A good indication may be tonight US futures are up so a rise!
Once they open if they stay up for 20 min well they have done well

No Its a matter of when they fall (after 21min).  Or if this rally is more than a one day wonder


----------



## bean (20 August 2007)

bean said:


> A good indication may be tonight US futures are up so a rise!
> Once they open if they stay up for 20 min well they have done well
> 
> No Its a matter of when they fall (after 21min).  Or if this rally is more than a one day wonder



Looks like less than 10 min for S&P but DOW may hold for 20 min


----------



## bean (20 August 2007)

bean said:


> Looks like less than 10 min for S&P but DOW may hold for 20 min




It took 19 min for the DOW to go RED I was 1 min out...I just can't get it right


----------



## bean (20 August 2007)

bean said:


> A good indication may be tonight US futures are up so a rise!
> Once they open if they stay up for 20 min well they have done well
> 
> No Its a matter of when they fall (after 21min).  Or if this rally is more than a one day wonder




Could be right!! Only teasing the Bulls... because I know I will get it if I am wrong


----------



## theasxgorilla (21 August 2007)

That's quite an impressive monologue there bean, four successive posts each one quoting yourself.


----------



## BIG BWACULL (21 August 2007)

theasxgorilla said:


> That's quite an impressive monologue there bean, four successive posts each one quoting yourself.

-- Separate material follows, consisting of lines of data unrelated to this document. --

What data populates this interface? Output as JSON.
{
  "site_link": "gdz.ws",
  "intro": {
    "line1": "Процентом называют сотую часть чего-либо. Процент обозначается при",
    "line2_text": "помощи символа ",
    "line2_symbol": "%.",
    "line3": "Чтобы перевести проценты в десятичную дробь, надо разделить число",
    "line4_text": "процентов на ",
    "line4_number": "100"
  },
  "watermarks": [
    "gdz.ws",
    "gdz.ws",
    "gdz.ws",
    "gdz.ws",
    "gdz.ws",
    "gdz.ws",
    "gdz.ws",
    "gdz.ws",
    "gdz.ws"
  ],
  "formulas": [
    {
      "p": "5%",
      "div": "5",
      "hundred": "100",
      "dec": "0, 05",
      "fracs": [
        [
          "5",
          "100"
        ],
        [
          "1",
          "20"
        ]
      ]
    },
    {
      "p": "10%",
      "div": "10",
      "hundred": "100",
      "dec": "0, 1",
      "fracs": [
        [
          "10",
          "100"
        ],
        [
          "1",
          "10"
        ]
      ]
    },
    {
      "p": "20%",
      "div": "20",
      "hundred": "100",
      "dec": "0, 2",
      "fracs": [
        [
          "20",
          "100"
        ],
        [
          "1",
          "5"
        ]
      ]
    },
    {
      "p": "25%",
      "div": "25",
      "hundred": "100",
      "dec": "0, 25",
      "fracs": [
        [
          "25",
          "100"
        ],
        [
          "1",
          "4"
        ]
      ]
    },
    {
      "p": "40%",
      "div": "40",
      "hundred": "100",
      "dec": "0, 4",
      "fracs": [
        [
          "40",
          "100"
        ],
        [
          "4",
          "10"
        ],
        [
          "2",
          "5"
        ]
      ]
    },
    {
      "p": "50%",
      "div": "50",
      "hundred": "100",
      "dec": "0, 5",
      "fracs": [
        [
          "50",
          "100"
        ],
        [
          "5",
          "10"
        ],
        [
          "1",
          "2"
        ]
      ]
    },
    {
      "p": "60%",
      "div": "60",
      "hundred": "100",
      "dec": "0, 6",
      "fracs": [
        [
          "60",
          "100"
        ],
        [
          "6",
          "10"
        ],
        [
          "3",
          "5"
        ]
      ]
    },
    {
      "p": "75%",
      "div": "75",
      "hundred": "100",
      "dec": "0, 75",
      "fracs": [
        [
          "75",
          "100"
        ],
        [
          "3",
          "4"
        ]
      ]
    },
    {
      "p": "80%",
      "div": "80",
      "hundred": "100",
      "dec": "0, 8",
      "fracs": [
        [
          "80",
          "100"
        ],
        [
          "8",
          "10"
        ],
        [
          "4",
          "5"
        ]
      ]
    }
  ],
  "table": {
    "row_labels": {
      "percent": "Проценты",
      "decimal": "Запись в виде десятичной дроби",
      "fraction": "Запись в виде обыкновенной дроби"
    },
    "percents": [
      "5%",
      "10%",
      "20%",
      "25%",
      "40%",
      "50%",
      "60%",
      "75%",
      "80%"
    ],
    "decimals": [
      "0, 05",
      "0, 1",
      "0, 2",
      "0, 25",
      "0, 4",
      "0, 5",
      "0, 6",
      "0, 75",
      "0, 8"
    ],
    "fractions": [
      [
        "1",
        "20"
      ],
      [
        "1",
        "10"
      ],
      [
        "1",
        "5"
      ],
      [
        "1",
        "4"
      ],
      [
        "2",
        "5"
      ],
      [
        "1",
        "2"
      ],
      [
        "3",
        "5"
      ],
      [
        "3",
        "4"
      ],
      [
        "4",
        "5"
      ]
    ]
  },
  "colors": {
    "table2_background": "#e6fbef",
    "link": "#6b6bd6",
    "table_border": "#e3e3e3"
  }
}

The Dow closed up todaynightmorning hopefully a good day for us?


----------



## BIG BWACULL (21 August 2007)

BIG BWACULL said:


> The Dow closed up todaynightmorning hopefully a good day for us?




Yes finished by a measly 42.27 points we shall see how today pans


----------



## BIG BWACULL (21 August 2007)

BIG BWACULL said:


> Yes finished by a measly 42.27 points we shall see how today pans



Maybe if we can forget (or have factored in sub prime issues) and concentrate on what Aussies Have (a ****load of resources with a hungry world) we can shake off this ferocious bear and put the bulls horns up his spincter


----------



## vvguru (21 August 2007)

Should see some fluctuation as fear may start to creep in but since bhp ann is out on Wed, market should hold up well today.


----------